I couldn’t help but laugh a little. “Well, I’m no better. Because after him, I had no one.”
“No one at all? No dates? No boyfriends?” Emil asked.
I shook my head. “No one. I was too busy learning how to be a mom and raising Lev. Too busy looking over my shoulder and worrying that somebody from my father’s family would come after me if they found out about Lev.”
Alexsei furrowed his brow. “You really don’t have any ties with them, huh? They’re your father’s family, not yours?”
I nodded. “Lev is my family.” I was starting to feel like these two men could be a part of a new family, too. Even Gabriella. And Misha. But all of that was contingent on whether Ivan would want to make me a Dubinin with him.
I supposed that was up to Luka to decide, too.
“I know it has to be hard,” Alexsei said. “I wasn’t married for long, but I remember how often my wife and I argued about my being away for work and at Luca’s beck and call. And my wife was always wishing I was home with her and Misha more.”
He really was the only one who could talk from experience about this. He’d been married and lost his love. I wanted to get my head out of my ass and get over this grudge I couldn’t let go of for when Ivan made me think he had strayed and cheated. I had lost Ivan once, but we had a second chance if I could go for it.
I would be a fool if I didn’t take it.
“And I wouldn’t be shocked if after this, Ivan asked my father if he could step back from his duties. To make up for lost time with you,” Emil said.
We were silent for a while, but as we sat in peace, too many questions came to the surface in my mind. I couldn’t keep quiet much longer.
“Look,” I said, leaning forward. “I don’t want to complain or sound ungrateful. I am extremely grateful for how things ended today, with everyone being unharmed. And I appreciate and respect how Ivan didn’t hesitate to go after those who set this up.”
Even if he might have been motivated to do so for his uncle, not just me.
“And I understand that he’ll need to report to his boss. I assume that when he’s done talking to Luka, he’ll talk to me and fill me in on the important stuff.”
“Hey, if you’ve got a strong enough stomach,” Emil said, “I can show you a video of what went down.”
I held up my hand as Alexsei shot him a look to shut up.
“But one question is bothering me too much to sit still and wait. I can’t be patient about this.”
They both looked at me expectantly, as if urging me to spit it out already. So they could answer.
This openness with them was still so new to me. All my life, my father was the ruler and he didn’t feel like he had to tell me anything. Women were treated differently in Luka’s house, and I had to respect that.
“Did the men, or whoever they were, tell you if my father is dead?” I grimaced, suspended with impatience to know that one fact. If my father was still out there, hiding as a potential threat to my life and my son’s life, I had to know and be prepared.
If my father lived, that also meant that Luka and Ivan and all the other Dubinin men would have to face him.
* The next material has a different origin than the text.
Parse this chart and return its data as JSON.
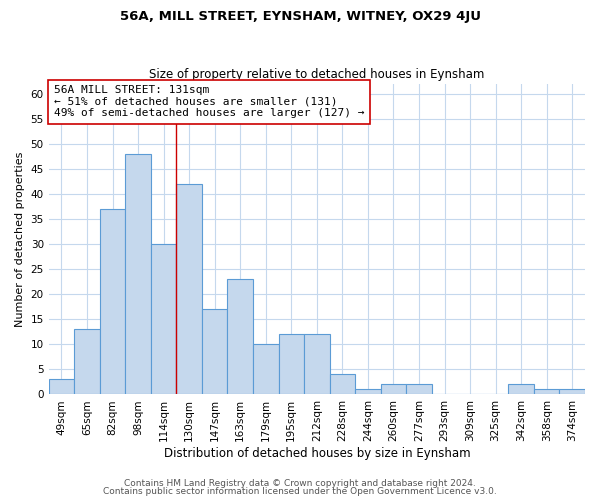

And that wasn’t something simple like an ordinary hit. That was one Bratva boss demanding that another Bratva boss be killed. I didn’t want to literally be in the middle of a war.
“They wouldn’t say,” Emil answered, almost sadly as if he regretted he couldn’t tell me what I wished to be true.
“Dammit,” I muttered.
“But if he’s alive,” Alexsei reminded me, “Ivan will protect you. We all will.”
I smiled the best I could, touched that they’d care. But more so, I tried on the idea of Ivan loving me enough to go to war for me. I imagined that it was true, that he’d been loving me all along but just staying away because of the threat my father posed.
I was no better off. I’d done the same. And it prompted me to want to take the risk and admit I loved him back, that I’d pledge to stand with him no matter the danger heading our way.
29
IVAN
Luka didn’t seem eager to take up much of my time. Emil had already forwarded him the video of what happened in the back of that gambling hall. I walked into his study when he was replaying it, stopping and going back over the part where I asked if the two moles knew if Konstantin lived or had died.
“They just wouldn’t say,” he summed up sourly, closing out the window on his screen.